El país quedó devastado; la miseria y la desolación reinaban en todas partes; como no había habido siembras, no se cosechaba; el comercio abatido, los negocios completamente paralizados. No faltaron casos de gentes que murieran de hambre, lo cual en un país tan rico como Colombia da la medida de los males terribles que causó esta guerra que duró más de tres años. La destrucción de la riqueza pública mientras duró este flagelo, se calcula en 25 millones de pesos oro.
Al empezar la guerra existía en el país una pequeña cantidad de papel moneda cuyo curso era casi a la par con la moneda de plata. Después de la guerra, la emisión de papel moneda de curso forzoso, alcanzó la enorme suma de mil millones de pesos, con lo cual se produjo un trastorno general en toda la República, como que las fluctuaciones eran de cinco a seis mil puntos en el curso de cada mes, de donde vino a resultar que ninguna transacción era posible. El cambio entre el papel moneda y el oro llegó a estar al 25.000%, es decir, que era preciso dar 250 pesos en papel moneda por un peso en oro.

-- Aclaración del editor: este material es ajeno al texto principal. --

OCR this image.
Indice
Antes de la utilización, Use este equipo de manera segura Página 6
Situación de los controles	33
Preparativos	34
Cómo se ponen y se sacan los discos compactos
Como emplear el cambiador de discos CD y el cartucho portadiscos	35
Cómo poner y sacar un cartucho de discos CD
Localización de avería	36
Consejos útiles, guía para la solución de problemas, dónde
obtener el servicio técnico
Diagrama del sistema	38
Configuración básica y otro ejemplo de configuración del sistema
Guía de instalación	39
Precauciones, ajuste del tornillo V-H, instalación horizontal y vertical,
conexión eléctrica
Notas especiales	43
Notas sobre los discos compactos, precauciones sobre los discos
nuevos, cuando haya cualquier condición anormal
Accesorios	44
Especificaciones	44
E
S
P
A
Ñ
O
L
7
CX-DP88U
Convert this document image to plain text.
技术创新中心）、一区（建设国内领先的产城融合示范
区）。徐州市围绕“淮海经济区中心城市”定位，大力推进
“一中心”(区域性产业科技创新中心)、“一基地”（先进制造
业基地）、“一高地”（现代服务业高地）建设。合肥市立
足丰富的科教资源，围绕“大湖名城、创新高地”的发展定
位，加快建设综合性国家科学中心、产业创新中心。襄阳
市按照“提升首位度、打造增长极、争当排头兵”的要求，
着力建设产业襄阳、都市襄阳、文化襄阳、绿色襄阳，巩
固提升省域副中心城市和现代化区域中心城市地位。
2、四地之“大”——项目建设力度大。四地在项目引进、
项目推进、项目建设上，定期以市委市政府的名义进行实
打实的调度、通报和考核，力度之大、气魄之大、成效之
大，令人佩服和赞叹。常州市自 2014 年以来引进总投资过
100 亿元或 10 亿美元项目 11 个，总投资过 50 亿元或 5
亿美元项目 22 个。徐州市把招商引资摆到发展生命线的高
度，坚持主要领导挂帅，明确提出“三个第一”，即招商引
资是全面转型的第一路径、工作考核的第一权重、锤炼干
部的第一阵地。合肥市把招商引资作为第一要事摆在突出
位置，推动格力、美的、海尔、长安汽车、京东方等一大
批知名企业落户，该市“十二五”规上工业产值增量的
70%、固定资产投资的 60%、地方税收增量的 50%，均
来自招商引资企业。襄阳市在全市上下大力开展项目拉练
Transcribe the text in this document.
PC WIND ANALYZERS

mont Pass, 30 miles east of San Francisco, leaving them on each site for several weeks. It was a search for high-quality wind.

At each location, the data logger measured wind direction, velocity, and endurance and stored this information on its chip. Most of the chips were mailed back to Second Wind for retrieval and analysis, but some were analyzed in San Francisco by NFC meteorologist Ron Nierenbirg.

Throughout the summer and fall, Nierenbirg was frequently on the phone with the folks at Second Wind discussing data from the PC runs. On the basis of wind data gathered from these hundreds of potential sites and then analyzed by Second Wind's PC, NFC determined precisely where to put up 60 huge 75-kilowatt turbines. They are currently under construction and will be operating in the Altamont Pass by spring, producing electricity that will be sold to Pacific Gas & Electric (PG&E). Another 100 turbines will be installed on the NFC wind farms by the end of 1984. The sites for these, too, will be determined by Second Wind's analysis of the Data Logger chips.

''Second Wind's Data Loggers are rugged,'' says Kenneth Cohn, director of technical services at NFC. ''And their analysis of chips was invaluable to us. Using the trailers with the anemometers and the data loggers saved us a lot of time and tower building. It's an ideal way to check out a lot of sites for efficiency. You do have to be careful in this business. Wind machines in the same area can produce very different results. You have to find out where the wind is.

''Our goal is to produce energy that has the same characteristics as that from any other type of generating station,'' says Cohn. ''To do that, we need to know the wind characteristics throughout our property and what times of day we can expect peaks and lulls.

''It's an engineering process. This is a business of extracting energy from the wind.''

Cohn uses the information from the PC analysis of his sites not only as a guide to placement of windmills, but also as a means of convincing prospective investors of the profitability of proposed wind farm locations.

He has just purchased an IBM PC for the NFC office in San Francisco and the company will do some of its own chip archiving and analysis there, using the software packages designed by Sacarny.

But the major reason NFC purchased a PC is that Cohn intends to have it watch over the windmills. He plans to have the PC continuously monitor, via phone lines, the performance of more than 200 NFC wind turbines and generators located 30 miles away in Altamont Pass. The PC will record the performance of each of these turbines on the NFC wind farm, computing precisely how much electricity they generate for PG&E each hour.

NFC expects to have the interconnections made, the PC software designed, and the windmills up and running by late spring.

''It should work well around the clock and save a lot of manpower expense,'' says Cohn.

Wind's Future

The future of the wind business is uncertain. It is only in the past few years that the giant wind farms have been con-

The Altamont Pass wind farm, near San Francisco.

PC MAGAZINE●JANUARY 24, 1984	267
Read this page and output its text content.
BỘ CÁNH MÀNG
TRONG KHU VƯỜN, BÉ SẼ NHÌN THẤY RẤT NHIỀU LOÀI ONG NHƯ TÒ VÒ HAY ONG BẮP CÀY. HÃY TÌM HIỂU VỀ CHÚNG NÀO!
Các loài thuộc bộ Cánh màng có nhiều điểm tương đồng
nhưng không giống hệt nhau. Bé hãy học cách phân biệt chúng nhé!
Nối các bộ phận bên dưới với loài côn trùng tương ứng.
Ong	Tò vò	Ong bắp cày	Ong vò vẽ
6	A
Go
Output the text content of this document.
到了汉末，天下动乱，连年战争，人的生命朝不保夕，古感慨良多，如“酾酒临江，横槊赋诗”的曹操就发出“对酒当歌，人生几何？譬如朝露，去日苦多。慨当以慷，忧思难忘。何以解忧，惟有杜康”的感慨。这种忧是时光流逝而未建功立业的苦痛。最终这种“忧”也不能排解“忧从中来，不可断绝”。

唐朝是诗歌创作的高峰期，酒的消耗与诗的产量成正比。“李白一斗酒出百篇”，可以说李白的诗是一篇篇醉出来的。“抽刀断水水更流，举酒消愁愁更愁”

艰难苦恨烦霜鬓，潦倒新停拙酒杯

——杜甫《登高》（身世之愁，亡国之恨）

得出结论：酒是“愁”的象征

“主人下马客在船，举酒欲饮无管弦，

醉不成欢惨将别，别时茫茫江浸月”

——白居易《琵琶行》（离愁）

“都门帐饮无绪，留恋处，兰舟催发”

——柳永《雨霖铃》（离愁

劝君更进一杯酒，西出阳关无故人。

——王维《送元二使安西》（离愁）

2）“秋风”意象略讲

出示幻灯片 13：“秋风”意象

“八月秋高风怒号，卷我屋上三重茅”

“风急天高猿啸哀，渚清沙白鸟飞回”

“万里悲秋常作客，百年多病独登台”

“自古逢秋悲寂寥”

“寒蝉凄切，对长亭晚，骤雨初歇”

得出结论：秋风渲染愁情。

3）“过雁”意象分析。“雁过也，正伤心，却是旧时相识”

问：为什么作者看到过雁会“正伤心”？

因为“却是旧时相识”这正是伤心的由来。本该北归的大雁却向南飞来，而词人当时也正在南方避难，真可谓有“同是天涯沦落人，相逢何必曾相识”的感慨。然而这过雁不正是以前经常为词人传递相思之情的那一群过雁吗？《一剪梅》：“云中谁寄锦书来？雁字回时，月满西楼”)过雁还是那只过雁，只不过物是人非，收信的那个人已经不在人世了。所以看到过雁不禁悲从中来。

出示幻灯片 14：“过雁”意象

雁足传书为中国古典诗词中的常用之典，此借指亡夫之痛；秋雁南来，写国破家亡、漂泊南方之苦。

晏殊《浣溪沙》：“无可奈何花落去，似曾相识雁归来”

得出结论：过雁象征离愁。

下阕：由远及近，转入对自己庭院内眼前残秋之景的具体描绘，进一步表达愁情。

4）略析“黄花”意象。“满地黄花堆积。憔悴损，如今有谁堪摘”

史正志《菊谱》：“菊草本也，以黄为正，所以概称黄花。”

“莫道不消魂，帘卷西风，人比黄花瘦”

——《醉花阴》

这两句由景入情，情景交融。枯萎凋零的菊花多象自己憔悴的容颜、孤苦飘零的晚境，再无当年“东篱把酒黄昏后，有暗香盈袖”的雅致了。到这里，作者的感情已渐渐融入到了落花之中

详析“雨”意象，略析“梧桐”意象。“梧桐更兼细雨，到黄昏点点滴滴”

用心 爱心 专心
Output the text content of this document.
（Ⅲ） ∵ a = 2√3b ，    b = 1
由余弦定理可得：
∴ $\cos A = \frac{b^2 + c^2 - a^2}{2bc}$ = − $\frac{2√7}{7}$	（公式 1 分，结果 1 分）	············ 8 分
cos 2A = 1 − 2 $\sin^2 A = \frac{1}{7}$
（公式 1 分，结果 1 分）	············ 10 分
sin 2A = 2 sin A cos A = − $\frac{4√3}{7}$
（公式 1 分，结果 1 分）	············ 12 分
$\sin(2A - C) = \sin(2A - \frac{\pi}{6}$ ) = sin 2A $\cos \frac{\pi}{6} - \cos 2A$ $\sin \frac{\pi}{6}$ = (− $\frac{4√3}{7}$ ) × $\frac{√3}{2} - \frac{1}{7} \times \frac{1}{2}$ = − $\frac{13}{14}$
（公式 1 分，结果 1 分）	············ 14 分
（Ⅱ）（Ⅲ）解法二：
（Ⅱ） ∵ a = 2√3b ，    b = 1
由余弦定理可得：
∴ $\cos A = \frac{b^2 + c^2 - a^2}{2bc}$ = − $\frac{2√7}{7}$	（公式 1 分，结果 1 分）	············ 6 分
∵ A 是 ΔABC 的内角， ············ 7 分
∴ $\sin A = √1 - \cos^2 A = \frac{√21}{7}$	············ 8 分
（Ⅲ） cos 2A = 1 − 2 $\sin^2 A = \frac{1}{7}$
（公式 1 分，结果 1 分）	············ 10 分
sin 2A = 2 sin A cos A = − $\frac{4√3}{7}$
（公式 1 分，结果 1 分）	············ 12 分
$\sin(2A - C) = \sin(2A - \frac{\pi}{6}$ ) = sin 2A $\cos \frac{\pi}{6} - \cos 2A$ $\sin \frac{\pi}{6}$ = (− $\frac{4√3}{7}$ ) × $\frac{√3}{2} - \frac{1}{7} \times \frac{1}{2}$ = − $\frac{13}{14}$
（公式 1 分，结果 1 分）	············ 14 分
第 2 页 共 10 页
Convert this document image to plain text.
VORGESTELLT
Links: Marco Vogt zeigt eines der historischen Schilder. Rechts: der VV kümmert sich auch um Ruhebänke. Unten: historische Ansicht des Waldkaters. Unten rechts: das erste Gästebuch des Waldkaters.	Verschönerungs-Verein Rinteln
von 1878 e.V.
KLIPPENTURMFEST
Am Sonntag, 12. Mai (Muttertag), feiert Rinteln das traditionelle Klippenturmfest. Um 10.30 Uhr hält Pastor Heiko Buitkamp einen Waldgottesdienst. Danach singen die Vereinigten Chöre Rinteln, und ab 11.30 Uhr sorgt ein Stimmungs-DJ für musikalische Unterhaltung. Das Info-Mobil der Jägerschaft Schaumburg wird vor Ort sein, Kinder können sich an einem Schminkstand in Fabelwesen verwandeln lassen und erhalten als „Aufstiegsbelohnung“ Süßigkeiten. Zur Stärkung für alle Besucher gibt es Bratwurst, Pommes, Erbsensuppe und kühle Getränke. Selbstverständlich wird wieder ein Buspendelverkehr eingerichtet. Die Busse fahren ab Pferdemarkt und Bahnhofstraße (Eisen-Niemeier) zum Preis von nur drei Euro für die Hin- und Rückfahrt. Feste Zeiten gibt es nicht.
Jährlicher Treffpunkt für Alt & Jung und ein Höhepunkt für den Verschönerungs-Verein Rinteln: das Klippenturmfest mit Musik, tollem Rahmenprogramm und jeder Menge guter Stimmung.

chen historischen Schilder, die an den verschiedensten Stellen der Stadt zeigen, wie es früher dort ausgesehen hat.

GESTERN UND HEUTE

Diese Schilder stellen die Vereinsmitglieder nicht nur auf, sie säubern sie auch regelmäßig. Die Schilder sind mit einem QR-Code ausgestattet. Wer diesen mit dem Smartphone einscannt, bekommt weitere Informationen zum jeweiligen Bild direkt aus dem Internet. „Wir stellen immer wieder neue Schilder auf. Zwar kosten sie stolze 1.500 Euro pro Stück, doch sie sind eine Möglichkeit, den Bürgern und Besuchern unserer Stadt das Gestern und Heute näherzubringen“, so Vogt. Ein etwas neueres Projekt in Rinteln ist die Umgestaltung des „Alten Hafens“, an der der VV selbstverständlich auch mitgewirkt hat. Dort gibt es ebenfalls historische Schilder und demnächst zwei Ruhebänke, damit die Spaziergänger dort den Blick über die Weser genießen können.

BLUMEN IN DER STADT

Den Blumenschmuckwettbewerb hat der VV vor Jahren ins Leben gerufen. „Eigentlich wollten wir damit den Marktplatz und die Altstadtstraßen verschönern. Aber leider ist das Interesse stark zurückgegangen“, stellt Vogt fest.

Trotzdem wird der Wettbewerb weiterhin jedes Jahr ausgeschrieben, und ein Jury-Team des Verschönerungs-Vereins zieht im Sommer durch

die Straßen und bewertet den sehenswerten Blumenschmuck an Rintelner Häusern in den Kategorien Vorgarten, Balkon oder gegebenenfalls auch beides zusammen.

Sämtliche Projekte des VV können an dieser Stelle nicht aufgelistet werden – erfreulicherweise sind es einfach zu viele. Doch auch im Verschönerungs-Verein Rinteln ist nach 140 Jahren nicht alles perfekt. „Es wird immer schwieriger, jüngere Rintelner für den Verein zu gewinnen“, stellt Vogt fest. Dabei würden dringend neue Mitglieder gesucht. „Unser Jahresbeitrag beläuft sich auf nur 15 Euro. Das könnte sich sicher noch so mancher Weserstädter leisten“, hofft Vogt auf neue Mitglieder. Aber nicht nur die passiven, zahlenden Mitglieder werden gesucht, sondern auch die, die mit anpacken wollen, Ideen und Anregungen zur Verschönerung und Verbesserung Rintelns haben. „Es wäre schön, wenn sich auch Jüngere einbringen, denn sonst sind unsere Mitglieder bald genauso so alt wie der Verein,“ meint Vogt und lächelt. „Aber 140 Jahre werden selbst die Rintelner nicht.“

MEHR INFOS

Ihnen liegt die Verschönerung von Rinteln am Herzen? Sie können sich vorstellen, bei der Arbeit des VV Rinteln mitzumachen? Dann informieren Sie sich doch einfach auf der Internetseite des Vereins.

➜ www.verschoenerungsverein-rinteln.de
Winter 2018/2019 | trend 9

El país estaba absolutamente arruinado. La agricultura no daba ninguna señal de vida Paralizado el comercio, las quiebras se multiplicaron de modo extraordinario haciendo la situación extremadamente difícil. Una miseria horrible se extendió por todo el país. La contemplación de pueblos devastados, de plantaciones encendidas, de campos abandonados, de familias enteras que vagaban por todas partes sin hogar, sin pan ni vestidos oprimía el corazón y hacía saltar las lágrimas de los ojos. Un soplo de muerte había pasado por todo el país.
Apenas terminaba la guerra civil de que hemos venido hablando, un acontecimiento doloroso vino a producir una quemadura en el alma de Colombia: una de las provincias más bellas y más ricas, con una población de 300.000 habitantes, se separó de la metrópoli y se constituyó en estado independiente con el nombre de República de Panamá.
La ciudad más afectada por la guerra fue la capital. La Santafé que desaparecía a finales del siglo, en medio de una danza de millones y los fuegos fatuos y vicios de una clase decadente, al fin de la contienda había regresado a sus orígenes. En un artículo de Ricardo Santamaría Ordóñez, publicado en agosto de 1943 en Sábado, hay uno de los cuadros más patéticos de la situación de Bogotá al finalizar la guerra:
Al terminar la última guerra civil, el aspecto de Bogotá era el de una ciudad de provincia, silenciosa y monótona, con escasa población y con pocas manifestaciones de vida exterior. Sus casas, con reducidas excepciones, eran de adobe y la mayoría de ellas de una sola planta, sin ningún adorno decorativo en sus puertas y sin rejas de fierro repujado en sus ventanas que denotasen haber sido la residencia de algún acaudalado emigrante español. Sus calles estrechas estaban cubiertas de guijarros puntiagudos en medio de los cuales crecía en abundancia una yerba de verde oscuro, salpicada de trecho en trecho con pequeñas flores amarillas. Sus andenes consistían en unas losas de piedra mal talladas, a cuyos bordes se sentaban unos mendigos, cubiertos de harapos malolientes, que imploraban la caridad de los pocos transeúntes. En medio de esa quietud, de cuando en cuando, se veía una silla de manos, seguida por una sirvienta, que conducía a una dama o a un anciano a una visita. Y los pocos ruidos que se oían eran o los de un coche que pasaba con un movimiento vibratorio por las calles centrales o el del tranvía de mulas que, con una lentitud exasperante, hacía el recorrido por la carrera séptima entre San Diego y San Agustín.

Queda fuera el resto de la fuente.